La rivoluzione tecnologica ha portato ad uno stravolgimento della vita di cittadini e imprese in tutto il mondo. Chi ha saputo dettare la rotta di questa rivoluzione si è conquistato un posto nell’olimpo delle grandi corporation globali. A fianco dei soggetti che tradizionalmente reggono le fila del capitalismo globale: i colossi della finanza e dell’industria. Se la prima fase della rivoluzione tecnologica ha visto come protagonisti i pionieri del software e dell’hardware(Apple e Microsoft su tutti), in quella che stiamo vivendo oggi,
segnata dalla diffusione degli smartphone e dell’internet in mobilità di massa, i soggetti emergenti sono soprattutto le grandi web-company. In pochi anni Google, Facebook, Amazon e altri hanno saputo modificare lo stile di vita e le abitudini di consumo di milioni di persone in tutto il mondo riuscendo a creare nuovi mercati assicurandosi, in molti casi, posizioni di quasi monopolio.
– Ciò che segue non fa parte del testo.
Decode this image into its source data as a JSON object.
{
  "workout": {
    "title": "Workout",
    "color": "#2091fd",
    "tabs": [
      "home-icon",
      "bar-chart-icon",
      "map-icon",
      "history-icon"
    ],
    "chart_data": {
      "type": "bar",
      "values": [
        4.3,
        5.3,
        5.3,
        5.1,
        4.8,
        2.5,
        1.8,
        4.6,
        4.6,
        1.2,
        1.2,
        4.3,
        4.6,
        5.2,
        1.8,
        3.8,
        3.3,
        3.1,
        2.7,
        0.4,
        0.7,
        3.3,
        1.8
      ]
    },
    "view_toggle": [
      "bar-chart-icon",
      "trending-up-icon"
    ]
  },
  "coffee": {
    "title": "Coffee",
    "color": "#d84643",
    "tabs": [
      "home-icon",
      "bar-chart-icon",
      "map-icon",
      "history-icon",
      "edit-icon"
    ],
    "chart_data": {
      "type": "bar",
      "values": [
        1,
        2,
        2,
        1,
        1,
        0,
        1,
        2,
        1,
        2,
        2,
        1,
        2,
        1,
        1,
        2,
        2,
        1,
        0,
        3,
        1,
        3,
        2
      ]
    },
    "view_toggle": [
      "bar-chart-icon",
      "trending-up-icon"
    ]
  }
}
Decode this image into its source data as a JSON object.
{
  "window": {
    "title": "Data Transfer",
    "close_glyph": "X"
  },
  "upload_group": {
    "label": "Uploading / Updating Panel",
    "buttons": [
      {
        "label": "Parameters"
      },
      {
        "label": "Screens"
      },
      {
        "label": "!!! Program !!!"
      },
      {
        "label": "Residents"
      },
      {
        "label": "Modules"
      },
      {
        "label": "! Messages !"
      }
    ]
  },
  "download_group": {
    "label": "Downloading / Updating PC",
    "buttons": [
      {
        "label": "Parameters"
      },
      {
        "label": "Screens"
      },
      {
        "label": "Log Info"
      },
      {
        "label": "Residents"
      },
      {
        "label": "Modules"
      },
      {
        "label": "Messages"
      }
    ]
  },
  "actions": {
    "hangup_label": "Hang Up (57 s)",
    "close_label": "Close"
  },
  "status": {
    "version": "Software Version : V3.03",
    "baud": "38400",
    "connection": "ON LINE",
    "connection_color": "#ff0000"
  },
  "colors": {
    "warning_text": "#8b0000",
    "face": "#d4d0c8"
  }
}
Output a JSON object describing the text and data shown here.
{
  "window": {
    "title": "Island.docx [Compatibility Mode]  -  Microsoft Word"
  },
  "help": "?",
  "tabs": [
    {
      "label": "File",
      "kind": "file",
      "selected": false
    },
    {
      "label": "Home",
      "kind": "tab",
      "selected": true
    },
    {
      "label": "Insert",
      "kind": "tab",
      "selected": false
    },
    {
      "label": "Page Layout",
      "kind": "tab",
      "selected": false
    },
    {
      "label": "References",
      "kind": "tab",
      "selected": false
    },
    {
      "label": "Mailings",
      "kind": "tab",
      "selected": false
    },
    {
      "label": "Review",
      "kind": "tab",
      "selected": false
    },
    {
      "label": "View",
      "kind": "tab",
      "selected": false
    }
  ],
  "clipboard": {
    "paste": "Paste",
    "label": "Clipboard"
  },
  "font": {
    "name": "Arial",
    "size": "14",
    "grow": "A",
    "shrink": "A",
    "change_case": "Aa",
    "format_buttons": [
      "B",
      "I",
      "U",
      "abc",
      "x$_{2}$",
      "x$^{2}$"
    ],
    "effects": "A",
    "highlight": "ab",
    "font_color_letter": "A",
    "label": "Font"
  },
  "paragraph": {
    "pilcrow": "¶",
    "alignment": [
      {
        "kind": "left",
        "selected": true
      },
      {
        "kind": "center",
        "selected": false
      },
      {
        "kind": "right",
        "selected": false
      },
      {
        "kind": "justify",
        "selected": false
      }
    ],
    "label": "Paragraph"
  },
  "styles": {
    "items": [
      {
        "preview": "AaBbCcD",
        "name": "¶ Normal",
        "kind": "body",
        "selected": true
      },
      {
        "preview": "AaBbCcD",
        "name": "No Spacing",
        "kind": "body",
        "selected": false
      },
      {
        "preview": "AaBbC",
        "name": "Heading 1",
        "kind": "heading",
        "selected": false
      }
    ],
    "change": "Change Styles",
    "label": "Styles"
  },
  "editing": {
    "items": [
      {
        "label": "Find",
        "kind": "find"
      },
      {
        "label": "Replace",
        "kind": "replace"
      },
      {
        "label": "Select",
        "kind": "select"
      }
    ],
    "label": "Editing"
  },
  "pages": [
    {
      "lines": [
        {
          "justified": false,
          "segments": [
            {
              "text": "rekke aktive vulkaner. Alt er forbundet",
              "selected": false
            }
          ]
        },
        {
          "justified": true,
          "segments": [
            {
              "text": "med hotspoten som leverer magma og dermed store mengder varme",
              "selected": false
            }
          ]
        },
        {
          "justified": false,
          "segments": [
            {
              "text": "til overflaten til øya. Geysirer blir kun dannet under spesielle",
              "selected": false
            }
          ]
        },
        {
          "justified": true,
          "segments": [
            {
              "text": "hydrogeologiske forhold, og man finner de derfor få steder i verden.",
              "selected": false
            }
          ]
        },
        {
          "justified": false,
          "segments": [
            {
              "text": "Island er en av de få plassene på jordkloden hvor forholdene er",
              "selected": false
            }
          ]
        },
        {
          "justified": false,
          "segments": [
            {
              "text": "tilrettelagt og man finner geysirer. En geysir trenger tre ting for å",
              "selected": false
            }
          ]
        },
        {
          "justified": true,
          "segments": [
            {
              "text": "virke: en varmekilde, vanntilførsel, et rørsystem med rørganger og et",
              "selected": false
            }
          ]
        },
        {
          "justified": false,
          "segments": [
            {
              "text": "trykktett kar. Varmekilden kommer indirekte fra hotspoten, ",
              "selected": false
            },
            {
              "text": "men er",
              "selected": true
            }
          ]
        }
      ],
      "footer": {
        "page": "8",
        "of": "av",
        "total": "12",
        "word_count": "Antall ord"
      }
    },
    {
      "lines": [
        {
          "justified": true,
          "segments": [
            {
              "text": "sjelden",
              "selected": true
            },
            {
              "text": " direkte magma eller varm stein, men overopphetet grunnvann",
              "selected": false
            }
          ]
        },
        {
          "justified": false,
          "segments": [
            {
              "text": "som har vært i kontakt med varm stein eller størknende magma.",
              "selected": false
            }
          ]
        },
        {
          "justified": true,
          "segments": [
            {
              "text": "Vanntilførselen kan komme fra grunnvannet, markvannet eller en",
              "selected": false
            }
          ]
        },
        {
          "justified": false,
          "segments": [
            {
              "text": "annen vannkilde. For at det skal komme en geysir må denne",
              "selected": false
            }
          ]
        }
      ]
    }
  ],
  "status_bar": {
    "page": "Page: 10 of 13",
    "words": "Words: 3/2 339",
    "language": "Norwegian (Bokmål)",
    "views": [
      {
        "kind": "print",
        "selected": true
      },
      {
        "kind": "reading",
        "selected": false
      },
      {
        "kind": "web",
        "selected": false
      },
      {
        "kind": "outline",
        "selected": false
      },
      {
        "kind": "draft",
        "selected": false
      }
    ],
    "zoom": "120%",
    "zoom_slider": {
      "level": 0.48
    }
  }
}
La rapidità con cui questo processo è avvenuto è direttamente proporzionale alla crescita di utili e ricavi di queste società. E, di riflesso, del loro valore di Borsa. Da un’elaborazione che Il Sole 24 Ore ha fatto utilizzando la banca dati S&P Market Intelligence risulta che oggi le web company quotate a Wall Street hanno una capitalizzazione complessiva di oltre 2300 miliardi di dollari. Nel conto abbiamo considerato sia chi fornisce servizi come i motori di ricerca o i social network (sotto questa categoria ci sono 141 società per un valore di oltre 1600 miliardi) che tutto il mondo dell’e-commerce e delle vendite online che vale quasi 700 miliardi buona parte dei quali ascrivibili alla sola Amazon che ne vale 407.
L’universo delle web company, di cui da ieri fa parte la matricola Snapchat, oggi vale circa il 6% di Wall Street. Il suo peso sul mercato azionario americano è quasi triplicato rispetto a cinque anni fa quando valeva il 2,2 per cento. La capitalizzazione dei titoli internet in questi cinque anni è quasi quadruplicata. In parte perché si sono quotate tante aziende, tra cui i pesi massimi Facebook (oggi terzo titolo a Wall Street con 397 miliardi di dollari di capitalizzazione) e Alibaba (260). Un po’ perché il mercato ci ha scommesso forte. In una Borsa come quella americana che in questi cinque anni ha corso tantissimo (+74% il rialzo dell’S&P 500) il Nasdaq Internet Index ha quasi doppiato il listino principale registrando un rialzo del 138 per cento.
Oggi le web company vengono scambiate sul mercato ad un valore pari a 38 volte gli utili attesi. Con un premio di oltre il 100% rispetto alla media dei titoli dell’indice S&P 500. Segnale che il mercato si attende che il settore continuerà a crescere in maniera sostenuta anche nel prossimo futuro così come ha fatto in passato. Se a fine 2012 le società quotate del settore fatturavano nel complesso 210 miliardi di dollari il bilancio 2016 dovrebbe chiudersi con ricavi aggregati pari a 472 miliardi (+124,7%). E lo stesso dicasi per gli utili che in cinque anni sono raddoppiati passando da 24 a 48 miliardi di dollari. Stando alle stime di consensus di S&P Market Intelligence il mercato per quest’anno si attende una crescita del 18% del monte utili e del 21% del fatturato aggregato.
Dietro le valutazioni molto elevate a cui la Borsa tratta le internet company c’è un eccesso di euforia come quella che portò allo scoppio della bolla della new economy del 2000? C’è da dubitarne. In primo luogo perché, per quanto le valutazioni siano elevate, siamo ben lontani dagli eccessi visti allora quando il Nasdaq arrivò a quotare 57 volte gli utili attesi. E poi perché i nuovi colossi del web hanno numeri e risorse ben maggiori. Una di queste è sicuramente l’arsenale di risorse liquide a disposizione che, stando ad una stima fatta sugli ultimi bilanci pubblicati, è pari a ben 247 miliardi di dollari. Se solo volessero, questi signori potrebbero comprarsi metà della Borsa di Milano con uno schiocco di dita.